I’ll never forget walking along Perth Road and being stopped by a man.
“How’s your back?” he said. I didn’t know him. Was I walking funny? Did he know something I didn’t? “Your Tele column,” he explained. “A couple of weeks ago. You said you’d put your back out.”
Well Dave, if you’re reading this, it’s four-and-a-half years on and I’ve done it again.
Dave was full of sympathy because he is one of the estimated 10% of people who suffer with lower back pain, while it’s thought one in three of us have had to take time off work because of back and neck problems.
There I was, waking as normal on Friday morning. I sat at the kitchen table with my coffee and stood up and it went. And when I say “went” I couldn’t move.
I asked my eldest, who is seven, to call his dad on my phone as I clung to the the kitchen units unable to straighten up.
Thankfully (and touch wood) it only seems to happen every few years. I often hear people say they “put their back out” but still manage to shop or jog carefully – but for me it means not being able to move.
The last time a debilitating pang struck (as I told you and Dave right here) was as I was lifting one of the boys in his car seat to the car while living on the Perth Road.
“Help” I screamed at a passing man who looked more terrified than me “I can’t move. My back!”
As one baby rested on the pavement in his seat, the then-toddler had run away into someone’s garden and I begged the man to catch him. He obliged but clearly thought I was deranged.
Back to Friday.
Jamie rushed home while I went to lie down. It’s true what they say – trying at least to do back exercises and walk seems to be better than taking to your bed for days, though the chance would be a fine thing.

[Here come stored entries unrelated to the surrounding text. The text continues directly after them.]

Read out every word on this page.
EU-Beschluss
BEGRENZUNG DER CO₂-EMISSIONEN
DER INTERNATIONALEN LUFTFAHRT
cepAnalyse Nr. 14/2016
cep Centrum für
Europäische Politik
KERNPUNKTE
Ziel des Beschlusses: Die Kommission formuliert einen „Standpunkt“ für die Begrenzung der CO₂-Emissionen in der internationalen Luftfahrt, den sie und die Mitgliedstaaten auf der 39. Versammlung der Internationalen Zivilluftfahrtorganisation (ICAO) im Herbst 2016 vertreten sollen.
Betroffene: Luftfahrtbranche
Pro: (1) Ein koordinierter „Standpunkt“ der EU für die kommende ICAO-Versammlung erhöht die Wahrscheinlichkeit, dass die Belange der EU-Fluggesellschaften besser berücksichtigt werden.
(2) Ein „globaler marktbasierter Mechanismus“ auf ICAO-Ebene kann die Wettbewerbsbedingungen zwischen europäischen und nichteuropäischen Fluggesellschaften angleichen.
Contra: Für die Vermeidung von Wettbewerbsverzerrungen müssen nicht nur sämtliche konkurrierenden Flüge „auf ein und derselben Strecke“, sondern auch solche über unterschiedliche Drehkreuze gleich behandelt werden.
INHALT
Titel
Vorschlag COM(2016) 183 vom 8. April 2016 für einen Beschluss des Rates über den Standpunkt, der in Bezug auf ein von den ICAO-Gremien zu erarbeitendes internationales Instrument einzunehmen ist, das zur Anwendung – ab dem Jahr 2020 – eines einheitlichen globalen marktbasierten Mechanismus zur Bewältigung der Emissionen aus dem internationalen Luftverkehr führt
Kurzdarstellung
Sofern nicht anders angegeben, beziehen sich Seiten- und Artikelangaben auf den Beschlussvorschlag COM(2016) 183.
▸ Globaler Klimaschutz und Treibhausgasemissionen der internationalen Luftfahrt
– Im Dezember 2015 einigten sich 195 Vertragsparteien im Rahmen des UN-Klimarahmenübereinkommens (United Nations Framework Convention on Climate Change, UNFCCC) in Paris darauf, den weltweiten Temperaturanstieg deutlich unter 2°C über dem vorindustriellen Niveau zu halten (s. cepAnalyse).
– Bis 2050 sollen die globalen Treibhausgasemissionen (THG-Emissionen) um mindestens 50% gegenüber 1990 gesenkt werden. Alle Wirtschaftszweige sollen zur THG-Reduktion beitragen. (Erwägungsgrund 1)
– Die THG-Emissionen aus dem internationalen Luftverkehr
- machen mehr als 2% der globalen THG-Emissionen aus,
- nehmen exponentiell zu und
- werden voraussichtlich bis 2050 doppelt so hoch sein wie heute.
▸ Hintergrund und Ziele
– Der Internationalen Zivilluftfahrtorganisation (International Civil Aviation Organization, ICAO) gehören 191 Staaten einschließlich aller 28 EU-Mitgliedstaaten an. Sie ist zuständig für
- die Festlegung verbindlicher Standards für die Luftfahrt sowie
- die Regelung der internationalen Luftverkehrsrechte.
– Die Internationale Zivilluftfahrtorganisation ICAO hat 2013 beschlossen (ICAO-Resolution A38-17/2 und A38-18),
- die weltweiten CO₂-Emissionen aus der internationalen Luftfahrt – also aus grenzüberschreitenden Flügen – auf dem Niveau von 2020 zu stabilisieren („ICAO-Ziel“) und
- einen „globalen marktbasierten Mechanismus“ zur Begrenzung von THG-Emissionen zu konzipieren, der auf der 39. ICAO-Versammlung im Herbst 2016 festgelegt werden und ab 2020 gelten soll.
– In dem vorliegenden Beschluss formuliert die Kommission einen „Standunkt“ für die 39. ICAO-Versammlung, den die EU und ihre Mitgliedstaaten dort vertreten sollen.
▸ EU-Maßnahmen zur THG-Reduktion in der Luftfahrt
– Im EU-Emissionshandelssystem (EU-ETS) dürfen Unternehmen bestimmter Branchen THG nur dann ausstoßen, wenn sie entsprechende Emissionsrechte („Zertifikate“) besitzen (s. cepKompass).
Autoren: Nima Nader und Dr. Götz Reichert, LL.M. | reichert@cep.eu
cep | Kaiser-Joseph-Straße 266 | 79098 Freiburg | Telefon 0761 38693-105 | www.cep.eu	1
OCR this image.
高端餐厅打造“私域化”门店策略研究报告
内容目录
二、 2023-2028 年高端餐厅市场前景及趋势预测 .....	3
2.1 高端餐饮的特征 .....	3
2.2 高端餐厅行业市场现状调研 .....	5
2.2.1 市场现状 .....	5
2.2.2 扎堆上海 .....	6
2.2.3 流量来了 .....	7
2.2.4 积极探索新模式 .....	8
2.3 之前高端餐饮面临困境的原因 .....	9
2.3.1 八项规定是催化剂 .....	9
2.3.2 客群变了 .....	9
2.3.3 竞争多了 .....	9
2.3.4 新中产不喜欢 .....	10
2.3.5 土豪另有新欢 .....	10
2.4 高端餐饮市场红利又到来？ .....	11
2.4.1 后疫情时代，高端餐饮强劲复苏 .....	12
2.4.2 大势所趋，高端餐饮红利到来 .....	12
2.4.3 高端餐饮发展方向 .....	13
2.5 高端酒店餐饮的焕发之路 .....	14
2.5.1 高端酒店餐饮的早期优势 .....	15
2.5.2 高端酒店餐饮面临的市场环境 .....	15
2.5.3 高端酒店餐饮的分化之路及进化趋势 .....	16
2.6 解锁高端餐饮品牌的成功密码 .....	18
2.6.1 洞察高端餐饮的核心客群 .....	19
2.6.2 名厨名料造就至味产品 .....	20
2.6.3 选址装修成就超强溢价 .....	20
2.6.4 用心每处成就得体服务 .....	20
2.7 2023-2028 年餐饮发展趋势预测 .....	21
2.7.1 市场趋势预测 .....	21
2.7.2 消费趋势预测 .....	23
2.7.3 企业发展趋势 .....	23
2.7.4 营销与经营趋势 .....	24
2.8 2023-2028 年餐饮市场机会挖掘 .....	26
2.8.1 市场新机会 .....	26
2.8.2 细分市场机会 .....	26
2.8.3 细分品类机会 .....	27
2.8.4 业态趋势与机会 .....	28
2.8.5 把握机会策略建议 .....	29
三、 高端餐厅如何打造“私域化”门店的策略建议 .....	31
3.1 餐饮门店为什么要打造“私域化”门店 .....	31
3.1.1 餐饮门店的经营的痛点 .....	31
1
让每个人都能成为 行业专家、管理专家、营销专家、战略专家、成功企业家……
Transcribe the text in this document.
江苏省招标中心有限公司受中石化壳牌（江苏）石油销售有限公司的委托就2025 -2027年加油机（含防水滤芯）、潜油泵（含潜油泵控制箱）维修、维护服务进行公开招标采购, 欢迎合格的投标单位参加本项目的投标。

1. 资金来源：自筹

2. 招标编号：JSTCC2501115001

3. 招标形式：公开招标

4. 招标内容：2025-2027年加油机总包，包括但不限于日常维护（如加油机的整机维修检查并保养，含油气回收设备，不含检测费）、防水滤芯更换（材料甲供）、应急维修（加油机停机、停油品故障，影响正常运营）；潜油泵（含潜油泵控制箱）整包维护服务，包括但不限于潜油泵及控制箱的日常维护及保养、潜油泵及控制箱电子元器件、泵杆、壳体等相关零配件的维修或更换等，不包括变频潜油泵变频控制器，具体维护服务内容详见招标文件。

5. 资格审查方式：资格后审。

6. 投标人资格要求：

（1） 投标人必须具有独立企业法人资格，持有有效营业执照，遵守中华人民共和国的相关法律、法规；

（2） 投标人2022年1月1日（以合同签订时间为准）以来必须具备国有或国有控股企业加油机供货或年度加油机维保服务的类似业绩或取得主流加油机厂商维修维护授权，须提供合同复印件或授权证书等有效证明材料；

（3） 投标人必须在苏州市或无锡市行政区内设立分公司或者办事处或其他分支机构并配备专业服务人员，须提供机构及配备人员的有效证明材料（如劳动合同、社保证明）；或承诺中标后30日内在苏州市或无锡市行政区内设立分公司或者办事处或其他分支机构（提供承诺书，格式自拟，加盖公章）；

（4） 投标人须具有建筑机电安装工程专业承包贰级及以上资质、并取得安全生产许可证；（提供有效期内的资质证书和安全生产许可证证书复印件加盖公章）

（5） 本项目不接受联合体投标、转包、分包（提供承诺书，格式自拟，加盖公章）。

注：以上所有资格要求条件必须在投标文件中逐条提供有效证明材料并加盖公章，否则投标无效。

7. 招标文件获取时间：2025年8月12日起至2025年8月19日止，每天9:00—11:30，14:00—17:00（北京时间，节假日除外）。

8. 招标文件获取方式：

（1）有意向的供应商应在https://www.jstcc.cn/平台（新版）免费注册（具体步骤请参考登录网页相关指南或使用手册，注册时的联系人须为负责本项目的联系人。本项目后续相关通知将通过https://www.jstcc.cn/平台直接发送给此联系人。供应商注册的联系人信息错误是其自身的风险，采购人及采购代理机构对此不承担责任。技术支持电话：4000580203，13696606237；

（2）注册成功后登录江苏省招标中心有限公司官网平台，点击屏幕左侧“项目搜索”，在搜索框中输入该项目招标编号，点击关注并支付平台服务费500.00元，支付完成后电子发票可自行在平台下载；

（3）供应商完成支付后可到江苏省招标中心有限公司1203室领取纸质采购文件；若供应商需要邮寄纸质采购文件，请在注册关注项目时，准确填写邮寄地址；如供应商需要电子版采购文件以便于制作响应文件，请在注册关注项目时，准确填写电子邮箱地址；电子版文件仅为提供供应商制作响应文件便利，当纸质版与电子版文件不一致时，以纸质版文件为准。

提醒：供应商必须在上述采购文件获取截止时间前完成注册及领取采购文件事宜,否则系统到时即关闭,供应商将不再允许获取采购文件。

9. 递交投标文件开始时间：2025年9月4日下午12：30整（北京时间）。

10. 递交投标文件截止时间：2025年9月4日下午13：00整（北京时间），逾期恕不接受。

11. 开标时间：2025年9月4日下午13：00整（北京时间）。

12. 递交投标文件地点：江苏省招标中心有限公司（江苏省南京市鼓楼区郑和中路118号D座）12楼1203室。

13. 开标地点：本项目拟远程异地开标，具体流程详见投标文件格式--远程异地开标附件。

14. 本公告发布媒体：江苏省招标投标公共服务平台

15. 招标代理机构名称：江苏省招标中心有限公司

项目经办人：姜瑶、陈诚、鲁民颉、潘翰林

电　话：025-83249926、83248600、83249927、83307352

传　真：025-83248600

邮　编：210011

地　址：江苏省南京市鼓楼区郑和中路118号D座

After a bit, Jamie had to make a few calls so I edged down to sit at the table again. You know that game “here comes the aeroplane” to encourage wee ones to eat up? Well, my youngest who is three, decided to turn the tables and wave his pasta around my face.
Flinching with pain, I turned to him and tried to smile – just in time to be forked in the eye.
Back pain is relatable, many of you will have your own stories of woe – I’m giving you a virtual pat on the back here in sympathy.
Being forked in the eye is probably a more niche ailment. Thankfully it was a baby fork but still, the pain was very real.
Friday started out just like any morning. By lunchtime I could barely see or walk. The joy of kids.